Reputation: 4611
In my application, I create and later delete chat threads, and I noticed that when I enumerate chat threads using ChatClient.GetChatThreads(), it returns deleted chats (with DeletedOn
property not null). Some deleted chats are already 10+ days old. This leads to a situation when ChatClient.GetChatThreads()
takes more and more time to run because I must filter through all these deleted chats.
This looks like a "soft delete" behavior, and I cannot find information on when chat threads will finally be "hard deleted" by the system and stop appearing in the GetChatThreads()
call. Is there a way to immediately "hard delete" a chat thread, or at least make GetChatThreads()
ignore deleted chats?
A related issue is that a few days ago, GetChatThreads()
started to return a chat thread with DeletedOn == null
, but when I try to get chat thread properties, I receive an exception that the chat thread has already been deleted (404
). The problematic chat thread still gets returned after 2 days I noticed it, which makes GetChatThreads()
very untrustworthy for me.
Upvotes: 0
Views: 59
Reputation: 3448
when chat threads will finally be "hard deleted" by the system and stop appearing in the
GetChatThreads()
call.
This is expected behavior with the current design of the chat service.
When you delete a chat thread, it is not removed from the backend. Instead, it’s “soft deleted” and retained for a certain period (weeks).
Deleted threads still appear in the results from GetChatThreads()
, so you need to filter them on the client side by checking for a non-null DeletedOn
value.
There is no supported API or mechanism to force an immediate hard delete.
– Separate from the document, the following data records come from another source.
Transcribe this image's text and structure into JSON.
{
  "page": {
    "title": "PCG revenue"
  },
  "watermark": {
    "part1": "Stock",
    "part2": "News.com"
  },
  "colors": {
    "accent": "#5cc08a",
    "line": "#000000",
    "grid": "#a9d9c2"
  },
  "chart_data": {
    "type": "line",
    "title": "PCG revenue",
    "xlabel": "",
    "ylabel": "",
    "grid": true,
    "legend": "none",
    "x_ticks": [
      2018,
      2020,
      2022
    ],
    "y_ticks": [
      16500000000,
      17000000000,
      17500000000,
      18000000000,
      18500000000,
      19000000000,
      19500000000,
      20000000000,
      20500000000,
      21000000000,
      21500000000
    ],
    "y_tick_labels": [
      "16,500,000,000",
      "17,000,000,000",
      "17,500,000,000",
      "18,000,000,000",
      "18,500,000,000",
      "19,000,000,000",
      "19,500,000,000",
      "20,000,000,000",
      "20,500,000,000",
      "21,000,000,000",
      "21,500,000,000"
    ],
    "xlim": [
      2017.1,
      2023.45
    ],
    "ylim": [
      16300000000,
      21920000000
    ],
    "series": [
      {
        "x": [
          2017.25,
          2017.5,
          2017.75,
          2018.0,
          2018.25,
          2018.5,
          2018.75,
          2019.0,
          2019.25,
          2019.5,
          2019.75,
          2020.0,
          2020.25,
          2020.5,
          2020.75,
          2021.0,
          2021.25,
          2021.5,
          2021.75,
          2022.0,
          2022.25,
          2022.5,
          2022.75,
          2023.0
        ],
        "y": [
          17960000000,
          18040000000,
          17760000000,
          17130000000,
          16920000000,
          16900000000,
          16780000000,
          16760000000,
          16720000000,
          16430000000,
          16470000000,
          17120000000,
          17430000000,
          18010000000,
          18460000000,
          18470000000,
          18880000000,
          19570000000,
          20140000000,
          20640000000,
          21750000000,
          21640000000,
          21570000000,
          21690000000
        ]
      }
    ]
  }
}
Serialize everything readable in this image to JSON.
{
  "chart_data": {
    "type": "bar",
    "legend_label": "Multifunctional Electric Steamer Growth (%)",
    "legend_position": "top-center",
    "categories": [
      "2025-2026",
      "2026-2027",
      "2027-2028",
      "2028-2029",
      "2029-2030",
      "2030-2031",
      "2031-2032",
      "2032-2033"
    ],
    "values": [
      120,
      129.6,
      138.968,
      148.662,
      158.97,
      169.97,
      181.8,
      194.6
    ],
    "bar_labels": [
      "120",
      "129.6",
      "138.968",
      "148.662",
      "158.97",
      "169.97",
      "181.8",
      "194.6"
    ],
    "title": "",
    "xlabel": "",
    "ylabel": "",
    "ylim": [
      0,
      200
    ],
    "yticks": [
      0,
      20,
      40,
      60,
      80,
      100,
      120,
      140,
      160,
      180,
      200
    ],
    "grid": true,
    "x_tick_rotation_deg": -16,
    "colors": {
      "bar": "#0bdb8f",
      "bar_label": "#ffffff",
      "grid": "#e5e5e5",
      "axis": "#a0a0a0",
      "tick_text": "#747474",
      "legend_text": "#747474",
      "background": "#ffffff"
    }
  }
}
You need to continue filtering out threads that have been soft deleted.
For retrieving, filtering, and verifies active chat threads.
public async Task<List<ChatThread>> GetFilteredActiveChatThreadsAsync()
{
// Retrieve all chat threads
var allChatThreads = await ChatClient.GetChatThreads();
// Filter out threads that are soft deleted
var activeChatThreads = allChatThreads
.Where(thread => thread.DeletedOn == null)
.ToList();
// Validate threads to catch inconsistencies where details retrieval fails
var reliableActiveThreads = new List<ChatThread>();
foreach (var thread in activeChatThreads)
{
try
{
// Retrieve details to ensure the thread is truly active
var details = await ChatClient.GetChatThreadDetails(thread.Id);
reliableActiveThreads.Add(thread);
}
catch (NotFoundException)
{
// Optionally log the error and continue with next thread
// This thread is likely in a transient state or already deleted
}
}
return reliableActiveThreads;
}
Note:
Regarding the issue you described with a thread appearing as if it were not deleted (DeletedOn is null) causing a 404 when accessed
Recommended to report it through the support channel so that the team can investigate further.